Parents have never truly cared whether or not their children will have "good lives", certainly not in any - "i'll sit down and analyze carefully if my offspring will have a good time" type of way.

Child mortality rate used to be something like 50% in past.

People still have insane fertility rates in complete - objectively shitholes - like Bangladesh, etc.

That's simply not how the world works, that's not how natural selection works.

The problem is that you (and most people frankly) look at the "fertility problem" within their very limited 1-human lifespan. However, if you zoom out a bit, the fertility problem disappears, not only does it disappear completely - the problem will disappear regardless if circumstances get better or if they get way worse.

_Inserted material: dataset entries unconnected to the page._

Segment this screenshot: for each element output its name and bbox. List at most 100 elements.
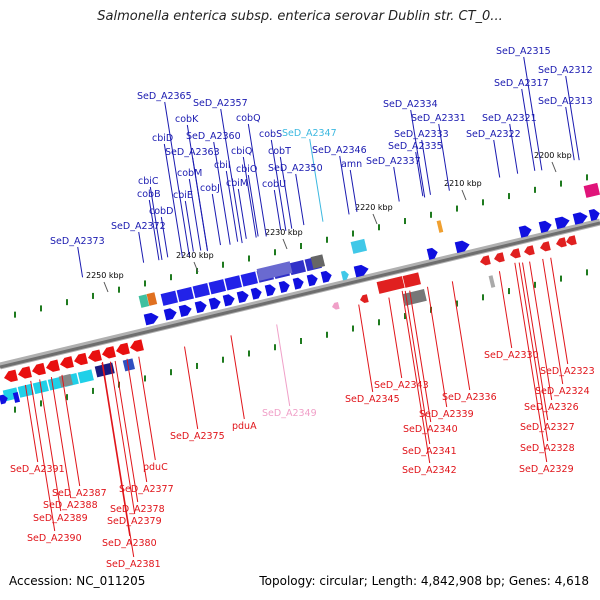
leader-line xyxy=(565,75,580,161)
tick-dot xyxy=(118,286,120,293)
leader-line xyxy=(160,216,169,258)
gene-label-sed_a2375[interactable]: SeD_A2375 xyxy=(170,431,225,442)
tick-dot xyxy=(586,269,588,276)
leader-line xyxy=(39,379,62,512)
leader-line xyxy=(451,281,471,391)
leader-line xyxy=(421,139,431,195)
gene-label-sed_a2380[interactable]: SeD_A2380 xyxy=(102,538,157,549)
gene-label-sed_a2363[interactable]: SeD_A2363 xyxy=(165,147,220,158)
forward-gene-arrow xyxy=(236,290,249,304)
gene-label-sed_a2321[interactable]: SeD_A2321 xyxy=(482,113,537,124)
gene-label-sed_a2331[interactable]: SeD_A2331 xyxy=(411,113,466,124)
forward-gene-arrow xyxy=(426,247,438,260)
gene-label-sed_a2341[interactable]: SeD_A2341 xyxy=(402,446,457,457)
leader-line xyxy=(404,290,431,445)
gene-label-cobt[interactable]: cobT xyxy=(268,146,291,157)
gene-label-sed_a2381[interactable]: SeD_A2381 xyxy=(106,559,161,570)
gene-label-sed_a2312[interactable]: SeD_A2312 xyxy=(538,65,593,76)
gene-label-sed_a2389[interactable]: SeD_A2389 xyxy=(33,513,88,524)
leader-line xyxy=(24,384,39,463)
gene-label-sed_a2324[interactable]: SeD_A2324 xyxy=(535,386,590,397)
gene-label-sed_a2343[interactable]: SeD_A2343 xyxy=(374,380,429,391)
gene-label-sed_a2322[interactable]: SeD_A2322 xyxy=(466,129,521,140)
gene-label-sed_a2328[interactable]: SeD_A2328 xyxy=(520,443,575,454)
gene-label-sed_a2335[interactable]: SeD_A2335 xyxy=(388,141,443,152)
gene-label-sed_a2379[interactable]: SeD_A2379 xyxy=(107,516,162,527)
reverse-gene-arrow xyxy=(332,301,340,310)
leader-line xyxy=(523,56,543,171)
gene-label-cobs[interactable]: cobS xyxy=(259,129,282,140)
gene-label-sed_a2365[interactable]: SeD_A2365 xyxy=(137,91,192,102)
gene-label-sed_a2327[interactable]: SeD_A2327 xyxy=(520,422,575,433)
tick-dot xyxy=(66,394,68,401)
gene-label-sed_a2329[interactable]: SeD_A2329 xyxy=(519,464,574,475)
tick-dot xyxy=(430,211,432,218)
reverse-gene-arrow xyxy=(556,237,567,248)
gene-label-sed_a2391[interactable]: SeD_A2391 xyxy=(10,464,65,475)
gene-label-cobb[interactable]: cobB xyxy=(137,189,161,200)
gene-label-pduc[interactable]: pduC xyxy=(143,462,168,473)
gene-label-sed_a2373[interactable]: SeD_A2373 xyxy=(50,236,105,247)
gene-label-cbid[interactable]: cbiD xyxy=(152,133,173,144)
tick-dot xyxy=(560,275,562,282)
forward-gene-arrow xyxy=(588,208,600,221)
gene-label-sed_a2330[interactable]: SeD_A2330 xyxy=(484,350,539,361)
gene-label-cobq[interactable]: cobQ xyxy=(236,113,261,124)
reverse-gene-arrow xyxy=(102,346,116,359)
gene-label-sed_a2349[interactable]: SeD_A2349 xyxy=(262,408,317,419)
gene-label-sed_a2390[interactable]: SeD_A2390 xyxy=(27,533,82,544)
gene-label-cobk[interactable]: cobK xyxy=(175,114,199,125)
gene-label-sed_a2345[interactable]: SeD_A2345 xyxy=(345,394,400,405)
gene-label-pdua[interactable]: pduA xyxy=(232,421,257,432)
feature-box xyxy=(488,275,496,288)
leader-line xyxy=(518,262,549,442)
gene-label-sed_a2347[interactable]: SeD_A2347 xyxy=(282,128,337,139)
gene-label-cbio[interactable]: cbiO xyxy=(236,164,257,175)
tick-dot xyxy=(144,375,146,382)
gene-label-cbii[interactable]: cbiI xyxy=(214,160,231,171)
leader-line xyxy=(426,286,448,408)
gene-label-cobu[interactable]: cobU xyxy=(262,179,286,190)
tick-label: 2250 kbp xyxy=(86,271,124,280)
tick-dot xyxy=(14,311,16,318)
gene-label-sed_a2315[interactable]: SeD_A2315 xyxy=(496,46,551,57)
leader-line xyxy=(409,290,432,423)
gene-label-sed_a2334[interactable]: SeD_A2334 xyxy=(383,99,438,110)
leader-line xyxy=(276,324,291,407)
gene-label-sed_a2378[interactable]: SeD_A2378 xyxy=(110,504,165,515)
gene-label-cbic[interactable]: cbiC xyxy=(138,176,159,187)
gene-label-sed_a2372[interactable]: SeD_A2372 xyxy=(111,221,166,232)
leader-line xyxy=(393,166,400,202)
gene-label-sed_a2388[interactable]: SeD_A2388 xyxy=(43,500,98,511)
gene-label-sed_a2336[interactable]: SeD_A2336 xyxy=(442,392,497,403)
gene-label-sed_a2360[interactable]: SeD_A2360 xyxy=(186,131,241,142)
gene-label-sed_a2339[interactable]: SeD_A2339 xyxy=(419,409,474,420)
gene-label-sed_a2342[interactable]: SeD_A2342 xyxy=(402,465,457,476)
gene-label-cobm[interactable]: cobM xyxy=(177,168,202,179)
gene-label-sed_a2340[interactable]: SeD_A2340 xyxy=(403,424,458,435)
gene-label-amn[interactable]: amn xyxy=(341,159,362,170)
gene-label-cbie[interactable]: cbiE xyxy=(173,190,193,201)
gene-label-sed_a2337[interactable]: SeD_A2337 xyxy=(366,156,421,167)
gene-label-sed_a2377[interactable]: SeD_A2377 xyxy=(119,484,174,495)
gene-label-sed_a2357[interactable]: SeD_A2357 xyxy=(193,98,248,109)
gene-label-cobj[interactable]: cobJ xyxy=(200,183,220,194)
leader-line xyxy=(138,231,145,263)
gene-label-sed_a2323[interactable]: SeD_A2323 xyxy=(540,366,595,377)
gene-label-cbiq[interactable]: cbiQ xyxy=(231,146,252,157)
tick-dot xyxy=(456,300,458,307)
gene-label-sed_a2326[interactable]: SeD_A2326 xyxy=(524,402,579,413)
gene-label-cbim[interactable]: cbiM xyxy=(226,178,248,189)
reverse-gene-arrow xyxy=(74,352,88,366)
leader-line xyxy=(410,109,426,198)
gene-label-sed_a2317[interactable]: SeD_A2317 xyxy=(494,78,549,89)
gene-label-sed_a2387[interactable]: SeD_A2387 xyxy=(52,488,107,499)
gene-label-sed_a2333[interactable]: SeD_A2333 xyxy=(394,129,449,140)
tick-dot xyxy=(300,243,302,249)
gene-label-sed_a2313[interactable]: SeD_A2313 xyxy=(538,96,593,107)
gene-label-sed_a2346[interactable]: SeD_A2346 xyxy=(312,145,367,156)
gene-label-cobd[interactable]: cobD xyxy=(149,206,173,217)
gene-label-sed_a2350[interactable]: SeD_A2350 xyxy=(268,163,323,174)
leader-line xyxy=(114,360,139,503)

The mothers (and fathers) that don't have children because they think the "world as it is right now is a bad place", will simply get selected out.

Caring about whether your children will have "a good life" to a point of not having any is simply maladaptive from natural selection POV and it will sort it out very quickly. It's just a 1-gen outlier.

tuna74 an hour ago | parent [-]

"People still have insane fertility rates in complete - objectively shitholes - like Bangladesh, etc."

Here is the fertility rate in Bangladesh: https://www.macrotrends.net/global-metrics/countries/bgd/ban...

Johanx64 an hour ago | parent [-]

I stand corrected, it doesn't have "insane fertility rate".

That's still a high fertility rate for a country with stats like this: https://www.globalhungerindex.org/bangladesh.html

> 25.1% of children under five are stunted, 10.7% of children under five are wasted

And the country had even higher fertility rates when it had higher frequency of famines, and much higher rates of hunger and malnourishment.

The point i was making however, is that parents don't truly - at a deeper level - consider the quality of life they are subjecting their child to.

Natural selection doesn't maximize for quality of life (it doesn't care for it), it selects for procreation and survival.